OdpowiedzUsuńPozdrawiam 😀
Zapraszam do siebie: www.swiatwedlugidoli.blogspot.com
Z moim szczęściem byłabym cała pozacinana, więc niestety pozostanę nie eco, ale bezpieczna 😂 Muszę jednak przyznać, że pomysł ciekawy.
OdpowiedzUsuńPamiętam jak mój tata się taką golił:)
OdpowiedzUsuńCiekawy sposób :) Ja używam automatycznej golarki ładowanej przez usb
OdpowiedzUsuńBardzo ciekawy wpis. Osobiście bałabym się używać takiej maszynki, z racji tego, że jest ostrzejsza od tej "zwykłej", natomiast z drugiej strony, faktycznie się opłaca, bo można zaoszczędzić. Wizualnie maszynka prezentuje się pięknie :)
OdpowiedzUsuńnigdy nie miałam takiej maszynki :)
OdpowiedzUsuńJejku chyba bałabym się tego używać lub nawet patrzeć jak mąż by się tym golił
OdpowiedzUsuńCiekawa sprawa, rzeczywiście jak przeliczymy każdorazowy koszt kupna maszynki w rocznym przeliczeniu to wychodzi niebotyczna suma w porównaniu do jednorazowego zakupu tej maszynki. Może kiedyś się skuszę :)
OdpowiedzUsuńWow, jakie cacko! Z pewnością taka maszynka to lepsza inwestycja aniżeli tradycyjne jednorazówki.

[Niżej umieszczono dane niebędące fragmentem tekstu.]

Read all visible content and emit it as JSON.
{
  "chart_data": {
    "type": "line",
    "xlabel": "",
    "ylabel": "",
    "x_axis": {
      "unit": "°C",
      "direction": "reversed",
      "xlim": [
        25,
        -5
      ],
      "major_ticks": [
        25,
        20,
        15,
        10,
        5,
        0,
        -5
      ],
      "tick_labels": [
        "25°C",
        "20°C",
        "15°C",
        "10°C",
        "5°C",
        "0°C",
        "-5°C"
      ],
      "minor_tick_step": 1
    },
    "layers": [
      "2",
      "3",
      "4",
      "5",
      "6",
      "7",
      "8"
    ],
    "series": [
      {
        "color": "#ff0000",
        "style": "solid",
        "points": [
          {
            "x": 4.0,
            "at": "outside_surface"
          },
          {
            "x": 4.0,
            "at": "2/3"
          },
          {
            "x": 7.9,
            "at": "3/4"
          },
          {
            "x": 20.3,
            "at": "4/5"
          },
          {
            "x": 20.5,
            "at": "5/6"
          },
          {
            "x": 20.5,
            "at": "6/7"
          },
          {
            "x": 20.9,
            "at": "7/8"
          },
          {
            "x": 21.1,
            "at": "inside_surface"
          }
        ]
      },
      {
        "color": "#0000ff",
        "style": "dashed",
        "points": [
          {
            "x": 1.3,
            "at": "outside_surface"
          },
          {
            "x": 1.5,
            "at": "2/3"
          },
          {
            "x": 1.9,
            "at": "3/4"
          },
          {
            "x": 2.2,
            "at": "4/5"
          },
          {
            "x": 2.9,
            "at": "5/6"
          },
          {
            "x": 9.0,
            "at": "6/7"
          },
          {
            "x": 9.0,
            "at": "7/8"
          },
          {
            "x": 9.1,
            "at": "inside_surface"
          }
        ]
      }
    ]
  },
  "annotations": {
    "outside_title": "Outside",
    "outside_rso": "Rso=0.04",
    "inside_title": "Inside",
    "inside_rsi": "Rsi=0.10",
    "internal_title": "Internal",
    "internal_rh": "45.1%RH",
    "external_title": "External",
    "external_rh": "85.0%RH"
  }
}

OdpowiedzUsuńPozdrawiam serdecznie!
świetny wpis!
OdpowiedzUsuńMusze spróbować bo na moją brodę mało maszynek daje rade. Zapraszam też do mnie:
OdpowiedzUsuńhttps://kozackastrefa.pl/
Dla mnie maszynki do golenia są mało efektywne, więc opcja z wymiennymi żyletkami - nawet jeśli ekologiczna i ekonomiczna - i tak nie zmienia mojego spojrzenia na maszynki.